Questa è la storia di due stelle e di un sogno.
La gioia, la disperazione riversate in queste pagine. Mentre nel mondo reale appare imperturbabile. Tante emozioni, talvolta contrastanti, ma la certezza che solo una e' rimasta nell'anima, fissa, indelebile: la vita chiede di essere vissuta.
"Ciò che non uccide, fortifica" , sembra il principio ispiratore di questo romanzo.
È la storia di Tara, la protagonista instabile e romantica, perennemente inquieta, innamorata della Vita, dell'amore e dell'arte. Il suo incontro con un Poeta, con un Musicista e con Laurence, l'uomo che diventerà il suo alter ego e la salverà dall'autodistruzione.

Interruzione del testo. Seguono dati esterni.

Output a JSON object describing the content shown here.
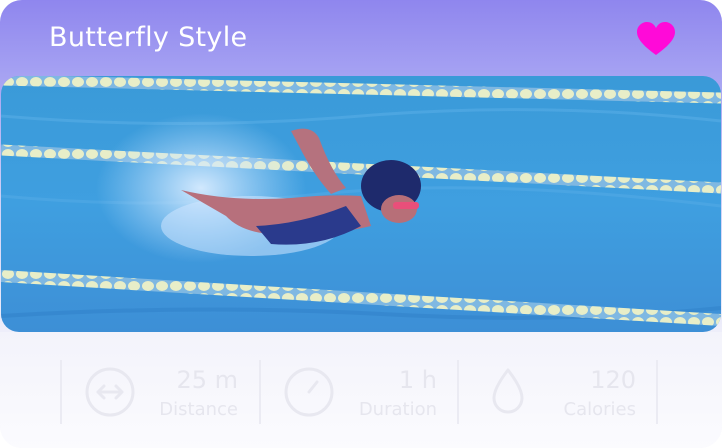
{
  "header": {
    "title": "Butterfly Style",
    "favorite_icon": "heart-icon",
    "favorite_color": "#ff0ad8"
  },
  "image": {
    "alt": "Swimmer doing butterfly stroke in pool",
    "tint": "#5a66e8"
  },
  "stats": [
    {
      "icon": "arrows-horizontal-icon",
      "value": "25 m",
      "label": "Distance"
    },
    {
      "icon": "stopwatch-icon",
      "value": "1 h",
      "label": "Duration"
    },
    {
      "icon": "drop-icon",
      "value": "120",
      "label": "Calories"
    }
  ]
}
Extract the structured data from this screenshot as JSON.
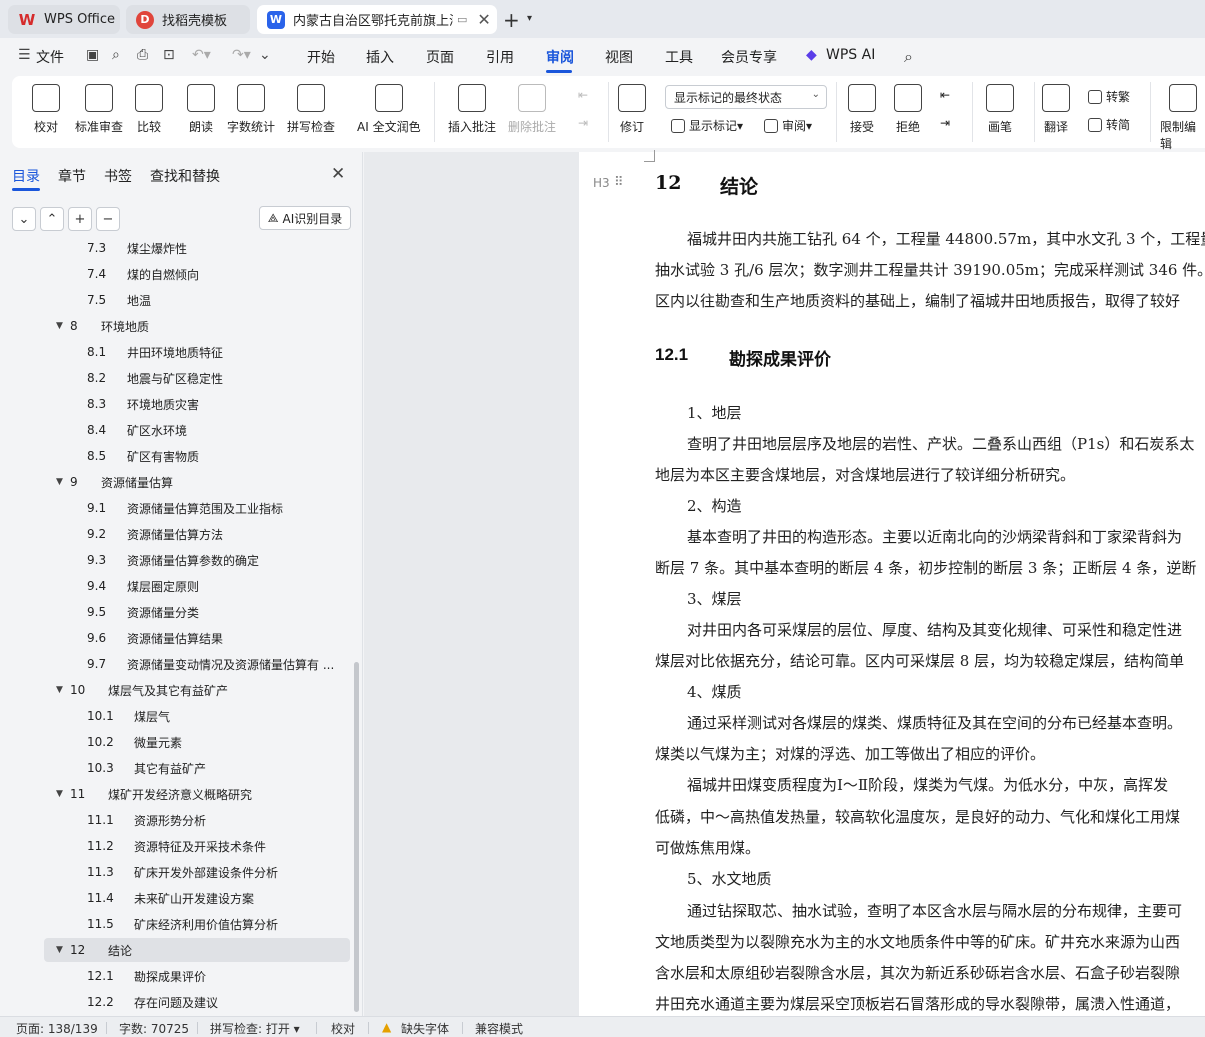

I temi: L'amore, L'Arte.. Il rapporto conflittuale con il cibo. Un bambino a tutti i costi, un forum di donne, l'amore per gli animali, Il rapporto conflittuale madre-figlia, le stelle, la neve, il sogno...
Ogni capitolo si apre con una frase, una poesia o una canzone che introducono il tema affrontato. Espressioni significative nella vita della protagonista ed emblematiche del suo mondo interiore. Rappresentano una sorta di colonna sonora.
Questo romanzo non è semplicemente il racconto di una storia d'amore, in tutte le sue accezioni, ma piuttosto quello di una vita che si interseca con molte altre. Una vita vissuta intensamente, spesso con dolore, osservata e scandagliato nelle sue molteplici sfumature.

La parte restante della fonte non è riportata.